Perhaps the key to the Bhutanese' reputed happiness is a languid pace. This film oozes along, allowing plenty of time to consider how their culture shapes characters and situations in ways quite different from Western cultures. This, along with the glimpses into Bhutan daily life, mythology, and gender roles/relations, captivates the viewer.
An Oriental take on a traditional Western detective story about corruption. While I appreciate Dechen Roder’s ambitious endeavor to get Western people more exposed to the culture and traditions of her native land, I can’t say that the story was original enough to keep me involved. The acting and setting are brilliant, but the story feels safe, westernized, “abridged” for the taste of the European festival audience.
He's a detective. She's a little crazy. "And then the nuns turned into pigs." He's trying to help her, because she's the main suspect in a murder that may or may not have happened. Did I mention she's a little crazy? "And she turned into a rainbow." But it's another case of bewitched, bothered and bewildered. Because she's also very beautiful. Ultimately it's about saving the environment. Which is good.
An extremely disappointing film marked by many weaknesses. These stem from the monolithic acting, the procrastinated pauses and glances in shots devoid of indexical value; the same goes for the location shooting which captures the misty landscape divorced from the sacred mysticism to which the film alludes. Thus, the opposition between tradition and modernity suffers from a long and rhythmically languorous narrative.

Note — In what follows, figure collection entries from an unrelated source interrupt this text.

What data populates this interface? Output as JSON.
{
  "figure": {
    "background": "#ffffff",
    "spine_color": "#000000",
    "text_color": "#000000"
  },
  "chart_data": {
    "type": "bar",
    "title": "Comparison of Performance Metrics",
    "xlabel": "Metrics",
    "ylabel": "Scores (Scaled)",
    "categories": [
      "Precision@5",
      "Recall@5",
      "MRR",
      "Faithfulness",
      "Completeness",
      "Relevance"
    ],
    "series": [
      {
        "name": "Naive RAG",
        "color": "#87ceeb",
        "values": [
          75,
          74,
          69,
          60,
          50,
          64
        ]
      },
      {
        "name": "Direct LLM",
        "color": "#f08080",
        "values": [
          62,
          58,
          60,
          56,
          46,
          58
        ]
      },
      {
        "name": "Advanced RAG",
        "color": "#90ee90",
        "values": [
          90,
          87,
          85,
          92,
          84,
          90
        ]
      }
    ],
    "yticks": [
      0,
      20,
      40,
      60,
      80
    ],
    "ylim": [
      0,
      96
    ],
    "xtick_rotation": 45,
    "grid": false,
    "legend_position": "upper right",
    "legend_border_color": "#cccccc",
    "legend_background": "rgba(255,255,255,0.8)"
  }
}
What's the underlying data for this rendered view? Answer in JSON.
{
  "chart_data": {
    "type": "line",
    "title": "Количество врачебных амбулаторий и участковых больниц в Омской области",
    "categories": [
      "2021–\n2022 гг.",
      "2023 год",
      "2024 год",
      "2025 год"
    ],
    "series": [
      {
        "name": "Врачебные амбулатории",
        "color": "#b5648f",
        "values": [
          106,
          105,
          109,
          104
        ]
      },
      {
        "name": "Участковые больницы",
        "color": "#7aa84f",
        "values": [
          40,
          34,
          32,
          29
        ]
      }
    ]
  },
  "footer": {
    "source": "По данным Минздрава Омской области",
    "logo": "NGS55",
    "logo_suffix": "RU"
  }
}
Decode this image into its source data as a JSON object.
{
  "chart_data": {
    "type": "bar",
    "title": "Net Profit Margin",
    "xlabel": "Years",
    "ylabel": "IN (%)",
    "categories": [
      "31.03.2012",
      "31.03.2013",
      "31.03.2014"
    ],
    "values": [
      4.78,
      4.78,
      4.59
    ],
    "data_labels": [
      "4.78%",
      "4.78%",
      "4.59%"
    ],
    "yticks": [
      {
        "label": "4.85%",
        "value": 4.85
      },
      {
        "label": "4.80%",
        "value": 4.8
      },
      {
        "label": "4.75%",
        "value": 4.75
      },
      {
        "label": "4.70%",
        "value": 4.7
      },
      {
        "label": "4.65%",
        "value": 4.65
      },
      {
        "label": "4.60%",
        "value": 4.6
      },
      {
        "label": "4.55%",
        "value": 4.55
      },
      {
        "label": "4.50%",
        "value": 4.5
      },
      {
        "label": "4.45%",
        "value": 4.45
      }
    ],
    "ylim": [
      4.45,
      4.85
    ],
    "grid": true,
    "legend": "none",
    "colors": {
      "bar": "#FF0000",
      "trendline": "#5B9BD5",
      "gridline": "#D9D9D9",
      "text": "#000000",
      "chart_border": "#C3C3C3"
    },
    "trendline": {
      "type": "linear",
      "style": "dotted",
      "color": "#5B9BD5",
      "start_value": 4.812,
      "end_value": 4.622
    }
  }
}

The way it began among misty mountains and forests of Bhutan with supernatural and folk influences was very promising. Unfortunately it has become rather trivial detective story with imperfect script and really dull dialogues.
It's not perfect, some of the transitions between magic realism and crime thriller are clunky - but this film drew me in! I preferred the rural scenes, here the cinematography and soundtrack are a treat. Considering this is Roder's debut feature, it's very good and I look forward to seeing what she does next.